A Six Degrees-of-Freedom Soft Robotic Joint With Tilt-Arranged Origami Actuator

Abstract

Soft manipulators attract increasing interest in robotic applications involving the unstructured environment and human-robot interaction. The majority of the soft manipulator with fluidic actuators consists of joints that are constructed by parallel actuators, achieving rotation and extension. The inability to output twisting and lateral translations concurrently in the joints hinders the applications of such soft manipulators that require dexterous manipulation. In this work, the tilted actuator soft robotic (TASR) joint with 6DOF mobility, i.e., three rotations and three translations, is studied by kinematic modeling, simulations, and experiments. The 6DOF joint has a lightweight (74.8 g) due to the implementation of soft origami actuators (SOA) and soft-rigid structure.
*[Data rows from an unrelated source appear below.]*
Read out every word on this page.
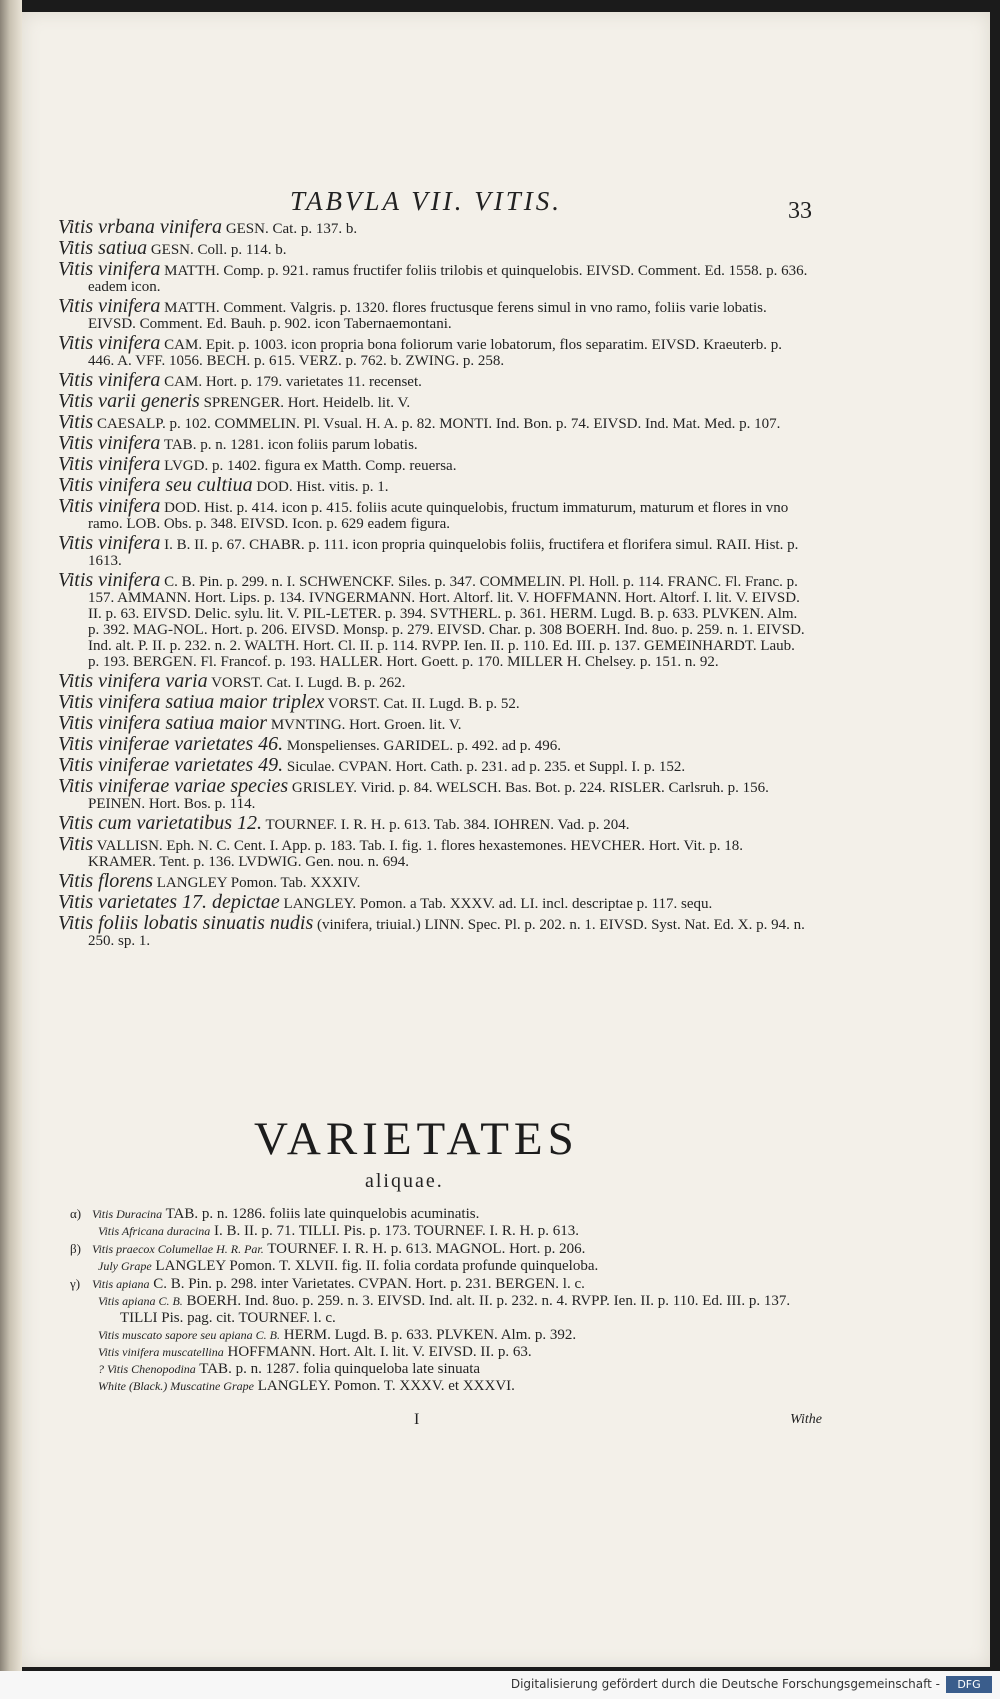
TABVLA VII. VITIS.	33

Vitis vrbana vinifera GESN. Cat. p. 137. b.

Vitis satiua GESN. Coll. p. 114. b.

Vitis vinifera MATTH. Comp. p. 921. ramus fructifer foliis trilobis et quinquelobis. EIVSD. Comment. Ed. 1558. p. 636. eadem icon.

Vitis vinifera MATTH. Comment. Valgris. p. 1320. flores fructusque ferens simul in vno ramo, foliis varie lobatis. EIVSD. Comment. Ed. Bauh. p. 902. icon Tabernaemontani.

Vitis vinifera CAM. Epit. p. 1003. icon propria bona foliorum varie lobatorum, flos separatim. EIVSD. Kraeuterb. p. 446. A. VFF. 1056. BECH. p. 615. VERZ. p. 762. b. ZWING. p. 258.

Vitis vinifera CAM. Hort. p. 179. varietates 11. recenset.

Vitis varii generis SPRENGER. Hort. Heidelb. lit. V.

Vitis CAESALP. p. 102. COMMELIN. Pl. Vsual. H. A. p. 82. MONTI. Ind. Bon. p. 74. EIVSD. Ind. Mat. Med. p. 107.

Vitis vinifera TAB. p. n. 1281. icon foliis parum lobatis.

Vitis vinifera LVGD. p. 1402. figura ex Matth. Comp. reuersa.

Vitis vinifera seu cultiua DOD. Hist. vitis. p. 1.

Vitis vinifera DOD. Hist. p. 414. icon p. 415. foliis acute quinquelobis, fructum immaturum, maturum et flores in vno ramo. LOB. Obs. p. 348. EIVSD. Icon. p. 629 eadem figura.

Vitis vinifera I. B. II. p. 67. CHABR. p. 111. icon propria quinquelobis foliis, fructifera et florifera simul. RAII. Hist. p. 1613.

Vitis vinifera C. B. Pin. p. 299. n. I. SCHWENCKF. Siles. p. 347. COMMELIN. Pl. Holl. p. 114. FRANC. Fl. Franc. p. 157. AMMANN. Hort. Lips. p. 134. IVNGERMANN. Hort. Altorf. lit. V. HOFFMANN. Hort. Altorf. I. lit. V. EIVSD. II. p. 63. EIVSD. Delic. sylu. lit. V. PIL-LETER. p. 394. SVTHERL. p. 361. HERM. Lugd. B. p. 633. PLVKEN. Alm. p. 392. MAG-NOL. Hort. p. 206. EIVSD. Monsp. p. 279. EIVSD. Char. p. 308 BOERH. Ind. 8uo. p. 259. n. 1. EIVSD. Ind. alt. P. II. p. 232. n. 2. WALTH. Hort. Cl. II. p. 114. RVPP. Ien. II. p. 110. Ed. III. p. 137. GEMEINHARDT. Laub. p. 193. BERGEN. Fl. Francof. p. 193. HALLER. Hort. Goett. p. 170. MILLER H. Chelsey. p. 151. n. 92.

Vitis vinifera varia VORST. Cat. I. Lugd. B. p. 262.

Vitis vinifera satiua maior triplex VORST. Cat. II. Lugd. B. p. 52.

Vitis vinifera satiua maior MVNTING. Hort. Groen. lit. V.

Vitis viniferae varietates 46. Monspelienses. GARIDEL. p. 492. ad p. 496.

Vitis viniferae varietates 49. Siculae. CVPAN. Hort. Cath. p. 231. ad p. 235. et Suppl. I. p. 152.

Vitis viniferae variae species GRISLEY. Virid. p. 84. WELSCH. Bas. Bot. p. 224. RISLER. Carlsruh. p. 156. PEINEN. Hort. Bos. p. 114.

Vitis cum varietatibus 12. TOURNEF. I. R. H. p. 613. Tab. 384. IOHREN. Vad. p. 204.

Vitis VALLISN. Eph. N. C. Cent. I. App. p. 183. Tab. I. fig. 1. flores hexastemones. HEVCHER. Hort. Vit. p. 18. KRAMER. Tent. p. 136. LVDWIG. Gen. nou. n. 694.

Vitis florens LANGLEY Pomon. Tab. XXXIV.

Vitis varietates 17. depictae LANGLEY. Pomon. a Tab. XXXV. ad. LI. incl. descriptae p. 117. sequ.

Vitis foliis lobatis sinuatis nudis (vinifera, triuial.) LINN. Spec. Pl. p. 202. n. 1. EIVSD. Syst. Nat. Ed. X. p. 94. n. 250. sp. 1.

VARIETATES
aliquae.

α) Vitis Duracina TAB. p. n. 1286. foliis late quinquelobis acuminatis.

Vitis Africana duracina I. B. II. p. 71. TILLI. Pis. p. 173. TOURNEF. I. R. H. p. 613.

β) Vitis praecox Columellae H. R. Par. TOURNEF. I. R. H. p. 613. MAGNOL. Hort. p. 206.

July Grape LANGLEY Pomon. T. XLVII. fig. II. folia cordata profunde quinqueloba.

γ) Vitis apiana C. B. Pin. p. 298. inter Varietates. CVPAN. Hort. p. 231. BERGEN. l. c.

Vitis apiana C. B. BOERH. Ind. 8uo. p. 259. n. 3. EIVSD. Ind. alt. II. p. 232. n. 4. RVPP. Ien. II. p. 110. Ed. III. p. 137. TILLI Pis. pag. cit. TOURNEF. l. c.

Vitis muscato sapore seu apiana C. B. HERM. Lugd. B. p. 633. PLVKEN. Alm. p. 392.

Vitis vinifera muscatellina HOFFMANN. Hort. Alt. I. lit. V. EIVSD. II. p. 63.

? Vitis Chenopodina TAB. p. n. 1287. folia quinqueloba late sinuata

White (Black.) Muscatine Grape LANGLEY. Pomon. T. XXXV. et XXXVI.

I	Withe
Digitalisierung gefördert durch die Deutsche Forschungsgemeinschaft -	DFG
The investigation on the characteristics of the 4-joint assembly recorded maximum in-plane translations over a 70 mm range (70% of its diameter), axial translation over 50 mm (27% of its length), and rotations over 120 deg in all three directions. Kinematic modeling and FEM simulations have been carried out on the mechanical behaviors of the joint. A soft manipulator has been produced to verify the practicality of the joint in constructing the soft robotic systems, with the repetitive accuracy and movements demonstrated in an application scenario. The 6DOF TASR joint showed the potential to be implemented in constructing dexterous and lightweight soft robotic systems, with mass-production readiness.